Los dos se echaron a reír abrazándose.

—Fiske no me había comentado lo de la póliza. Oye, es el típico móvil para un asesinato…

—Puede que no estuviera al corriente del seguro.

—Puede —admitió Chandler—. En fin, McKenna me ha salido con su teoría de que Fiske mató a su hermano por el dinero, involucrando en ello a otra funcionaria del Tribunal que parece estar colada por él, despistándonos a todos y luego ofreciéndose para colaborar en la investigación. Mintiendo incluso en cuanto a lo de encontrarse con un intruso en el piso de su hermano. Debo admitir que la historia que me ha contado tiene su lógica, por lo menos sin ahondar en nada.

—¿Así que John Fiske estuvo en el piso de su hermano?

—Sí. Dice que un tipo le atizó cuando estaba ahí y salió corriendo. Puede que robara algo del piso, algún efecto que pudiera tener algo que ver con el asesinato.

—Oye, si John Fiske estuvo en el piso de su hermano, se inventó la historia del intruso y estaba al corriente de la póliza de su hermano, ¿por qué no registró él mismo ese piso? ¿Cómo te deja el trabajo a ti y queda él como sospechoso?
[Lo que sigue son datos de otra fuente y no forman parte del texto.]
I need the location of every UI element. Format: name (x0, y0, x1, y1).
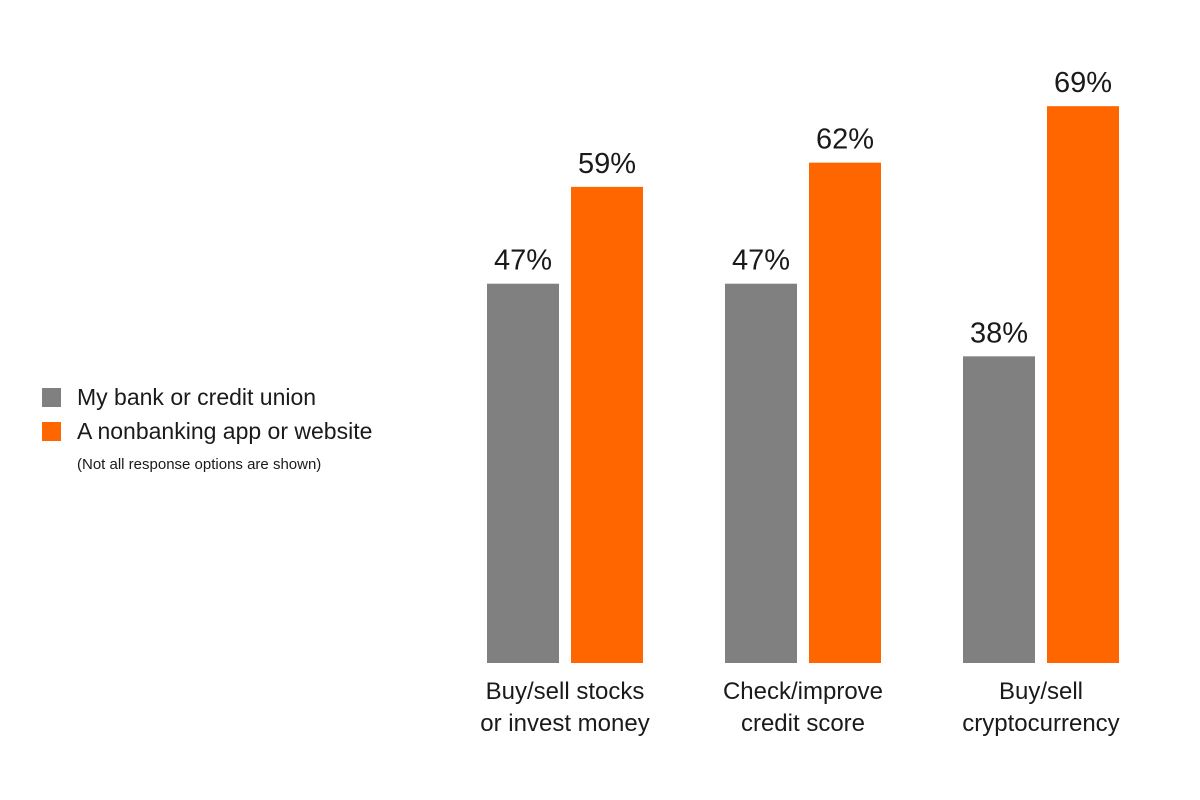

Chandler la miró con los ojos muy abiertos.

—¿Te ocurre algo, Buford?

—Jo, cariño, ¿no era yo el inspector de la familia? ¿Cómo demonios se me ha podido escapar ese detalle?

—Porque trabajas demasiado y no se tiene en cuenta tu labor, precisamente por eso. —Juanita se levantó y le tendió la mano—. Pero si subes conmigo ahora mismo, comprobarás que hay alguien que sí la tiene muy en cuenta. Te aconsejaría, de todas formas, que dejaras abajo tu parte sensible y vinieras con las demás.

Le miró entornando los ojos, en un gesto que él ya sabía que no indicaba somnolencia.

Chandler se levantó enseguida y, cogidos de la mano, subieron la escalera.